The primary trial results had shown that the COXEN scores did not show statistical significance in correlation when applied to each of the treatment arms alone. However, we could predict pathologic response to chemotherapy among a pooled analysis of patients from both the Gemcitabine-Cisplatin (GC) and MVAC treatment arms using the marker for GC chemotherapy. Taken together, the GC COXEN score did show a signal of usefulness and prognostic discrimination in this phase two study.
What is next for this study?
We have now reported the first (COXEN) of four or five biomarkers planned to be assessed within this study. The other biomarkers (DNA, RNA and SNP-based biomarkers) will be evaluated using the tumor samples and clinical outcome data from the study. This is the valueable prospective dataset on bladder cancer, and one of only two of this type completed in recent times. It also finally gives us data on clinical outcomes with the actual chemotherapy which we are also reporting, although that's secondary.
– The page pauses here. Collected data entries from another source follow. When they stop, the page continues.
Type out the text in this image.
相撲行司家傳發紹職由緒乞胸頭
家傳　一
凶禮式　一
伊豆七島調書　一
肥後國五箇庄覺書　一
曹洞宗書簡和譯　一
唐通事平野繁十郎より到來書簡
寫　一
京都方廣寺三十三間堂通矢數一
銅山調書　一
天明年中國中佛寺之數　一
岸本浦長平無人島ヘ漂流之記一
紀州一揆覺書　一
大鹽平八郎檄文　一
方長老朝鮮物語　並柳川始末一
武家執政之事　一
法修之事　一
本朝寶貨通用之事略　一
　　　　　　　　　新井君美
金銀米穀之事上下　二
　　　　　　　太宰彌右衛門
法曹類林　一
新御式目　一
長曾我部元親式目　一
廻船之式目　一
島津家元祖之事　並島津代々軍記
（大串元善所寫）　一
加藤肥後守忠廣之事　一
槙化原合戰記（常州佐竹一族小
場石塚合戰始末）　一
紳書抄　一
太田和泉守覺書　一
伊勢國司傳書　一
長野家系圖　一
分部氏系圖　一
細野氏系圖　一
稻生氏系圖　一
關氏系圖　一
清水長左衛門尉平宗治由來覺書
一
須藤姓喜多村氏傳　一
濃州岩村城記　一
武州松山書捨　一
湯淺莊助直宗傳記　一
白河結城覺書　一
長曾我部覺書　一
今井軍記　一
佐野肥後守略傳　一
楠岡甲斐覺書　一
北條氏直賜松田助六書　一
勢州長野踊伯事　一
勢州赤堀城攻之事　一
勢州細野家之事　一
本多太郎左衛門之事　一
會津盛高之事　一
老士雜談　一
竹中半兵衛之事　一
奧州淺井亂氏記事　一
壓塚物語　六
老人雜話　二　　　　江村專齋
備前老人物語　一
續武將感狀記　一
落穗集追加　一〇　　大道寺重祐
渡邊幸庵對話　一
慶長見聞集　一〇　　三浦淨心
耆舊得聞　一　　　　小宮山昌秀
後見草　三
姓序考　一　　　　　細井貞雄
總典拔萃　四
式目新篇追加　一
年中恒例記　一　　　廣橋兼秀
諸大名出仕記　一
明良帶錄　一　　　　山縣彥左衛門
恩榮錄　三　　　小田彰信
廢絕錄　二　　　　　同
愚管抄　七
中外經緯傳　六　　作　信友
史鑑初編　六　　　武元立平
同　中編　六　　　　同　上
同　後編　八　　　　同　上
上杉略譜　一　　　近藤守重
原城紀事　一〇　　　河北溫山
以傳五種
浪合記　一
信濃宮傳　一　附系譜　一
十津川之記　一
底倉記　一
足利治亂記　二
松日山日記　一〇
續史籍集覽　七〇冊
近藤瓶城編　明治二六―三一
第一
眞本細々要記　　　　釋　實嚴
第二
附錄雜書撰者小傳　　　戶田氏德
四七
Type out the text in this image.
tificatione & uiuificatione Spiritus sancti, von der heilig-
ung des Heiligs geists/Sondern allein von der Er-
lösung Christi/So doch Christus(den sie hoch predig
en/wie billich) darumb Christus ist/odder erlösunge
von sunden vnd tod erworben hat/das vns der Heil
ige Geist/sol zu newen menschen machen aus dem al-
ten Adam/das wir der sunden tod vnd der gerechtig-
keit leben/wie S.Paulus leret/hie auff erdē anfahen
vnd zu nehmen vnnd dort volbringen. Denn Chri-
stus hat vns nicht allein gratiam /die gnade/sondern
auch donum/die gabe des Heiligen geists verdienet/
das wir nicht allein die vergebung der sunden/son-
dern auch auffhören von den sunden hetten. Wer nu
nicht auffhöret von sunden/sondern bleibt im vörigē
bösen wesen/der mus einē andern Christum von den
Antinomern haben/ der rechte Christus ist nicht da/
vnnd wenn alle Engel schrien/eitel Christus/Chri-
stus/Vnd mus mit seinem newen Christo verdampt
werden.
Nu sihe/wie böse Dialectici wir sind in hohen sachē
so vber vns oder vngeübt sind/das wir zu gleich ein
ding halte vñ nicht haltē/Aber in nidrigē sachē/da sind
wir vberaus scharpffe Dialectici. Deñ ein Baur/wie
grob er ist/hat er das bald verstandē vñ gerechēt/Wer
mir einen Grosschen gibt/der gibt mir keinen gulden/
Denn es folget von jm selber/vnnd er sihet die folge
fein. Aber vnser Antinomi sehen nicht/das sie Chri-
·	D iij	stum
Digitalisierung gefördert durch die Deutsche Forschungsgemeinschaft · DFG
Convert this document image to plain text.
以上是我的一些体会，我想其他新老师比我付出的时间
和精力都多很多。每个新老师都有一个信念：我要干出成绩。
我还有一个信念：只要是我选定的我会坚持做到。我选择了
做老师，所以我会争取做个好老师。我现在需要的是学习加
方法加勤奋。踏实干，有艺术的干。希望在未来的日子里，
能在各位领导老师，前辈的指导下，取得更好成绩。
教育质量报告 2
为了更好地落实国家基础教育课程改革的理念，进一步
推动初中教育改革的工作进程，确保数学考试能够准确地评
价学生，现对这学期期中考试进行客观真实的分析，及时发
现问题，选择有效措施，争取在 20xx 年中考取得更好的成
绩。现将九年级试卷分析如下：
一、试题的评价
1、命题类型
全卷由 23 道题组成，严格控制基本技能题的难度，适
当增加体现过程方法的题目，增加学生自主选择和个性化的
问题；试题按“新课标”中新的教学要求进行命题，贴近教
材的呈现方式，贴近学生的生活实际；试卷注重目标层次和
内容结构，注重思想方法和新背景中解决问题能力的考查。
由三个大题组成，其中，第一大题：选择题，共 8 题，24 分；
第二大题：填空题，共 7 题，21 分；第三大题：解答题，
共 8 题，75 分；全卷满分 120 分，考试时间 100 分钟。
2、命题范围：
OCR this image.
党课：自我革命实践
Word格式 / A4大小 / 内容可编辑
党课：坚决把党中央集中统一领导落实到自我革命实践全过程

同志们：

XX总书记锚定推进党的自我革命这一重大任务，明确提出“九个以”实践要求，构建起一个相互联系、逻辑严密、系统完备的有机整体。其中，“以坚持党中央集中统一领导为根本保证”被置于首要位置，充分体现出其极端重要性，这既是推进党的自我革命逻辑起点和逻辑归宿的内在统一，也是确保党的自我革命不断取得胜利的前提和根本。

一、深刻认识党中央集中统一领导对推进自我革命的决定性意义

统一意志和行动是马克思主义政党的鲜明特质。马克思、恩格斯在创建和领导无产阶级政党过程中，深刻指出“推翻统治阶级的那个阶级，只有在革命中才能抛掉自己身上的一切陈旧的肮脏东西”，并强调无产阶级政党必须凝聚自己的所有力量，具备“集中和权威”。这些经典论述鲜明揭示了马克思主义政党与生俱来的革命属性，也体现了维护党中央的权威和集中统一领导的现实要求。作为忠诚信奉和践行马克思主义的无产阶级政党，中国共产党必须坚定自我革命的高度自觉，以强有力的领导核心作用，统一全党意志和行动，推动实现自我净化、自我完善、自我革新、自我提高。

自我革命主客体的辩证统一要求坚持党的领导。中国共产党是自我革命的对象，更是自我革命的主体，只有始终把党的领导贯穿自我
What will the impact be for future physicians studying bladder cancer?
We have a lot of different therapies for advanced bladder cancer now. When you use an empirical approach to drug selection, which is the general approach now, you give a drug, have the toxicity for the patient, and then wait two to three months to see if the cancer is responding. There are a lot of downsides to a non-customized and non-personalized approach to treatment. Predictive biomarkers are a much more personalized approach and are the general direction we need to move in.
This study is a step in the maturation of bladder cancer research and treatment. In the past, the state of therapeutic development in bladder cancer was one in which it was difficult to engage patients, design trials and bring investigators together. Bladder cancer now is at a different place. There are many ongoing clinical trials and many have been completed. We now need to determine the optimal way to combine and sequence these new drugs – and how to best select patients for an individual therapy.
That has led to all sorts of therapeutic advances for patients, which is really the goal of all great science. The right clinical trial advancing clinical care.
How will this impact cancer research as a whole?
The beauty of these different approaches is that you have some expandability for use. COXEN, for example, is an approach, and this is a prospective way of assessing it. Other researchers could apply this to different tumor types, different cancers. This is a way of taking existing cell culture data and translating it over to a clinical setting. This is a phase two study as well, so it's not meant to be a definitive study, but one to give us a signal in different areas so that a phase three study could also be done.
We have been collaborating with several institutions across the county to do this work and now perform the follow-up assessments. With the COXEN work completed, many other investigators will have access to the data in order to make other discoveries and test additional biomarkers in this setting. I think it is a really good example of interinstitutional, team science.